The NASA SPoRT program has been providing total lightning data to several National Weather Service (NWS) partners since May 2003. This transition, along with training, has helped forecasters in the warning decision making process to enhancing situational awareness. This is made possible by incorporating these unique data in the National Weather Service’s native display environment, AWIPS. This acronym stands for the Advanced Weather Interactive Processing System. The NWS is planning to begin switching to the newer AWIPS II system late this year or early 2010.  SPoRT is working hard to maintain our existing capabilities and to investigate new display abilities within this new environment.

Unlike AWIPS, the new AWIPS II system is more like Google Earth in that a forecaster can pan around the map and zoom in on areas of interest.  The original AWIPS has very rigid viewing levels and does not allow this kind of freedom.  This feature of AWIPS II will allow forecasters to quickly switch between a large overview image to a zoomed image focusing on a specific storm.  SPoRT has created a small demonstration loop showing what total lightning data may look like should the data be made available from six of the existing total lightning networks.  This type of display could be used by the Storm Prediction Center allowing their forecasters to easily interrogate storms across the south where total lightning data are available.  Plans are being made to make these data available for the 2010 Spring Program hosted in Norman, Oklahoma.

This is a test loop of total lightning data displayed in AWIPS II.  The boxes indicate the rough domain covered by each network.  This loop uses data from the North Alabama and Washington D.C. Lightning Mapping Arrays as well as the Kennedy Space Center’s Lightning Detection and Ranging network.  The data in Oklahoma and Texas uses North Alabama data shifted to the other networks to demonstrate the capability of displaying multiple networks in AWIPS II.
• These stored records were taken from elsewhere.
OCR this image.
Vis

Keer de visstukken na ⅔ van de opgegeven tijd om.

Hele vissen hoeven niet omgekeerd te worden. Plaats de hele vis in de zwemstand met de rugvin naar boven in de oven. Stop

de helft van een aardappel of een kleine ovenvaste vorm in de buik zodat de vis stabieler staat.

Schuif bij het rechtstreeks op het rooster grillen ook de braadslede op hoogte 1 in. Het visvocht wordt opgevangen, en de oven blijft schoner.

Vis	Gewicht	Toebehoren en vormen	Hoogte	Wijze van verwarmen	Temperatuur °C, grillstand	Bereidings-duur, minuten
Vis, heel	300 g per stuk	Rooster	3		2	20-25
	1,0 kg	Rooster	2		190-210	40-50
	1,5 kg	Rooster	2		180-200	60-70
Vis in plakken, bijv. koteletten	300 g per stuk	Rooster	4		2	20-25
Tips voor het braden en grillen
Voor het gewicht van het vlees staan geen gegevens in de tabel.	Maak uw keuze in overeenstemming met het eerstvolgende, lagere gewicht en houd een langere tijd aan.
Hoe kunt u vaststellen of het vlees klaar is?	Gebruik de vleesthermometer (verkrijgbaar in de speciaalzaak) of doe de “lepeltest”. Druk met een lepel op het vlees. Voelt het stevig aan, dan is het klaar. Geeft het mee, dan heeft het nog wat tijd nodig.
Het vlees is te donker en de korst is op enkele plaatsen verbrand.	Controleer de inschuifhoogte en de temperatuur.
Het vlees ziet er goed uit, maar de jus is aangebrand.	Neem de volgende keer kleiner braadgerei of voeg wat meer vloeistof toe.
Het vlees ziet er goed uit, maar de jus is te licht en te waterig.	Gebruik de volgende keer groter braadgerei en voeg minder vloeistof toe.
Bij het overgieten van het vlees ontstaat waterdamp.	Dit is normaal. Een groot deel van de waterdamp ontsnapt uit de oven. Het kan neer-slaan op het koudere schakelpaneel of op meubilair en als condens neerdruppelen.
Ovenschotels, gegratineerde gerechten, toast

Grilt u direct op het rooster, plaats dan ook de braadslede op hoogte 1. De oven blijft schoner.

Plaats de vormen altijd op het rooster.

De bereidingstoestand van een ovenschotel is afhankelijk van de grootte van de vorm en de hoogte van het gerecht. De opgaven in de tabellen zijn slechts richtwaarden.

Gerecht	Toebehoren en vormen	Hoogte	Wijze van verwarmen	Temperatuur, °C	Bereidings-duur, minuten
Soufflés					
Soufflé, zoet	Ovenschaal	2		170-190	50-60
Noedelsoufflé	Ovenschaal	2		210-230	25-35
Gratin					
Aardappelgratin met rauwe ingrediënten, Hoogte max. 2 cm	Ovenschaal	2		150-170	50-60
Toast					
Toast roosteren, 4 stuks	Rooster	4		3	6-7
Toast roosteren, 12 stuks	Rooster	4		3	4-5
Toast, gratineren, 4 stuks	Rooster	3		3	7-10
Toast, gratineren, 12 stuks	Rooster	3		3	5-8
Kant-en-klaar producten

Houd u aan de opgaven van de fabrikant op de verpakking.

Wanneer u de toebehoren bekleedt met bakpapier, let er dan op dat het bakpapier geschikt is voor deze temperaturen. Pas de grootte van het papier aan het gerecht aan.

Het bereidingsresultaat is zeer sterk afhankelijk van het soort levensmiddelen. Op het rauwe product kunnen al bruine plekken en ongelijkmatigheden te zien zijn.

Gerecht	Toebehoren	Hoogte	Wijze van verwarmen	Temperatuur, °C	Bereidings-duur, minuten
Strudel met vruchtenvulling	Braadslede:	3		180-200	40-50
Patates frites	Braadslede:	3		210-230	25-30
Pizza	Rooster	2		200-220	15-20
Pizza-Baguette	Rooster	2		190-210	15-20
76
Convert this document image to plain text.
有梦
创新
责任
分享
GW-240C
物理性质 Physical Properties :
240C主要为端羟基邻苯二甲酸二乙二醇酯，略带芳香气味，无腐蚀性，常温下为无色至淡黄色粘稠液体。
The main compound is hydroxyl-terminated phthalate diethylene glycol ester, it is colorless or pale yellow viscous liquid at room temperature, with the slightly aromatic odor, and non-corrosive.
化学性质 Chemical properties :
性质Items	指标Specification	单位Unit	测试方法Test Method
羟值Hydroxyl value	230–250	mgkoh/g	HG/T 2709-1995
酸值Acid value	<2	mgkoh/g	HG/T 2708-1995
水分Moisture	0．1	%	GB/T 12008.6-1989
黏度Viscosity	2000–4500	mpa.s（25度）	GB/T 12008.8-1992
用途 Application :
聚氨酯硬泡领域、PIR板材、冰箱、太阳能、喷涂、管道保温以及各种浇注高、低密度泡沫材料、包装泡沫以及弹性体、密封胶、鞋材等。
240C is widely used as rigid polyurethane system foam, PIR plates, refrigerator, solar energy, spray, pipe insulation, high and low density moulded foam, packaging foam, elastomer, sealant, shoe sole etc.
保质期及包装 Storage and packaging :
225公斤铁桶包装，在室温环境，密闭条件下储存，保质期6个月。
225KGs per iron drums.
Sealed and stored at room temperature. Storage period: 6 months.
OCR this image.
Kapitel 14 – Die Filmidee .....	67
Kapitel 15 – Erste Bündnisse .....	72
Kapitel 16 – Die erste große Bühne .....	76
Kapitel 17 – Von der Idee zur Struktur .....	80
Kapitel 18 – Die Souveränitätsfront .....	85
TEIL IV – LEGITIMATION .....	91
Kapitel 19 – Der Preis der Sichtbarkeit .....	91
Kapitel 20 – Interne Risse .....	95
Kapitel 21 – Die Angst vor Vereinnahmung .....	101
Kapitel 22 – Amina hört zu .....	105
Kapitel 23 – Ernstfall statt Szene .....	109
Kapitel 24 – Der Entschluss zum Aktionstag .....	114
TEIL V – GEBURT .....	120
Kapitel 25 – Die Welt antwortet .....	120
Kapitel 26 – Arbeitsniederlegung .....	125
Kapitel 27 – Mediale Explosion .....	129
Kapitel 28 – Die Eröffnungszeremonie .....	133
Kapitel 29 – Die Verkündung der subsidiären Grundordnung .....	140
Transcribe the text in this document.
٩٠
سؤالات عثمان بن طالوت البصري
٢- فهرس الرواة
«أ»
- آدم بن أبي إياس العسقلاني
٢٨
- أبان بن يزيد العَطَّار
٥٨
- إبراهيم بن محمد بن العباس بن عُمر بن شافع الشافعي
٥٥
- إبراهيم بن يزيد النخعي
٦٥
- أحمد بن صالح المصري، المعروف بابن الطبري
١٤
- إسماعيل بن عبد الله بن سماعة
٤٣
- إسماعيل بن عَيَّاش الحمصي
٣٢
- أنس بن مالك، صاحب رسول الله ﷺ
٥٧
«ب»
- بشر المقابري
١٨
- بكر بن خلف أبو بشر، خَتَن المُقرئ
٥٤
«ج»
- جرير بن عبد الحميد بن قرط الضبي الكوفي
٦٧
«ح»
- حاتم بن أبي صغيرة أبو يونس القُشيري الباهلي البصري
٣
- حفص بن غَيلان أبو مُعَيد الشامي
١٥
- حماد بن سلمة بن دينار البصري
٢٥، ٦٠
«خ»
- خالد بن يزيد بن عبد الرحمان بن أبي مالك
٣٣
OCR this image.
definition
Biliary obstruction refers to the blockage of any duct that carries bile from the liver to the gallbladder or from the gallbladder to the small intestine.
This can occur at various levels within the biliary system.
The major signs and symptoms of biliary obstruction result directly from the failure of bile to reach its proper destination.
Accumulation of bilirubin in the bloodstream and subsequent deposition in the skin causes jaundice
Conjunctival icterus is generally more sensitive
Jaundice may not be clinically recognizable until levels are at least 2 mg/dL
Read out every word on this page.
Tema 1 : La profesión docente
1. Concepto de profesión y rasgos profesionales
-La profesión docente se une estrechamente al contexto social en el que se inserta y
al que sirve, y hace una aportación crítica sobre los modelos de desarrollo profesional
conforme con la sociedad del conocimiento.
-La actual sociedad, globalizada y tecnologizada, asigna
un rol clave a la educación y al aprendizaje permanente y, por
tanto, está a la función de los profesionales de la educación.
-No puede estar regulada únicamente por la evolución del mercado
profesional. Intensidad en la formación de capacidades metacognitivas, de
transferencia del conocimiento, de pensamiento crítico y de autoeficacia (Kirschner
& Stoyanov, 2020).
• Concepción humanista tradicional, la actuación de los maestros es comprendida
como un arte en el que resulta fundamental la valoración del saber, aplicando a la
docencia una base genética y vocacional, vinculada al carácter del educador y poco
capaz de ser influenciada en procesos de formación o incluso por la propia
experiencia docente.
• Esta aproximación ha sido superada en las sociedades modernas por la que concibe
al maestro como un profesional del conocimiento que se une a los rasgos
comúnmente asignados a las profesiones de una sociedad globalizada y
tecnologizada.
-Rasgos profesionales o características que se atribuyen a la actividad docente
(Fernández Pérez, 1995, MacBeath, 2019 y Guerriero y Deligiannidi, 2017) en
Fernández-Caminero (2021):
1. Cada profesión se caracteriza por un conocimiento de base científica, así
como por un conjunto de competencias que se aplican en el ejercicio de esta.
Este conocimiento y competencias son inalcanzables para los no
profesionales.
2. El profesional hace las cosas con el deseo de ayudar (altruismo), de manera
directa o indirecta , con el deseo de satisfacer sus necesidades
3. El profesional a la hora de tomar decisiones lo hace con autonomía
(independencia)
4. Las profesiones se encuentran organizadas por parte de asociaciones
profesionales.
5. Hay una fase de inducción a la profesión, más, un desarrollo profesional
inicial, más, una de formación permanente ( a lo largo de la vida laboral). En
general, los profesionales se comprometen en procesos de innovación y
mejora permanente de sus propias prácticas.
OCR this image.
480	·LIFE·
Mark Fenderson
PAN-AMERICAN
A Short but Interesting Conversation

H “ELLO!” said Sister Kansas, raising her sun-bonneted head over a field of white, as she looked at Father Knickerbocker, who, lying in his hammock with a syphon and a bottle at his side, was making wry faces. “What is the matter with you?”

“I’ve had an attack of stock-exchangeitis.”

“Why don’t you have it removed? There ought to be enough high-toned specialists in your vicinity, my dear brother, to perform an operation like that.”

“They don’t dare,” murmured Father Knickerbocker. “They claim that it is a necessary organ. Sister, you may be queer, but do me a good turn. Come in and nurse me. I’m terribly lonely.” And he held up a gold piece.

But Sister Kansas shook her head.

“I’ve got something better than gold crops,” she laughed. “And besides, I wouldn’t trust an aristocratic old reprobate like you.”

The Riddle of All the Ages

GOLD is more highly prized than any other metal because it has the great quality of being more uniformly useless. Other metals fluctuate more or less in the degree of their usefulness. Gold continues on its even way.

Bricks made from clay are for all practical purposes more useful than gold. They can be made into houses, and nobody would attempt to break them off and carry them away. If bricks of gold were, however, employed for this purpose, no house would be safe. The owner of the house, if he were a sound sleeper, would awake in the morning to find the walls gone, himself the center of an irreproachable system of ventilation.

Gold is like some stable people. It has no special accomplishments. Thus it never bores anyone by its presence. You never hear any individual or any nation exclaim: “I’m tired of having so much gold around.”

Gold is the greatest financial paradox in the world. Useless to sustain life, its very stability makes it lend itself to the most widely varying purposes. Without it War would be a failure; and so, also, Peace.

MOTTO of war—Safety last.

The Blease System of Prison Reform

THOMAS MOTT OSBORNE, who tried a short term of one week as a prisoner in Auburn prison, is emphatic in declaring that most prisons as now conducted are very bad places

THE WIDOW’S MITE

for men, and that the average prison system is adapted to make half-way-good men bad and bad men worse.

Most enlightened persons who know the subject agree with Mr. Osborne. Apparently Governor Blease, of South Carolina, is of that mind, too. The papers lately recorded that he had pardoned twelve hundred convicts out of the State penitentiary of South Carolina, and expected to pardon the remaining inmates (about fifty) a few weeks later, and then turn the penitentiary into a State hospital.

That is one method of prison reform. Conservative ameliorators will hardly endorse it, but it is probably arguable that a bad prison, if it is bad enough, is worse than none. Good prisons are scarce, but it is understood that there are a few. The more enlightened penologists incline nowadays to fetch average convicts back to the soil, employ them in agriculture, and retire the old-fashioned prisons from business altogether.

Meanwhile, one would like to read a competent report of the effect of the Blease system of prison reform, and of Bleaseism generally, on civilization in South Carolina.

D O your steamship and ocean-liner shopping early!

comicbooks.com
This is a test loop of total lightning data displayed in AWIPS II showing the source density product. The boxes indicate the rough domain covered by each network. This loop uses data from the North Alabama and Washington D.C. Lightning Mapping Arrays as well as the Kennedy Space Center’s Lightning Detection and Ranging network. The data in Oklahoma and Texas uses North Alabama data shifted to the other networks to demonstrate the capability of displaying multiple networks in AWIPS II.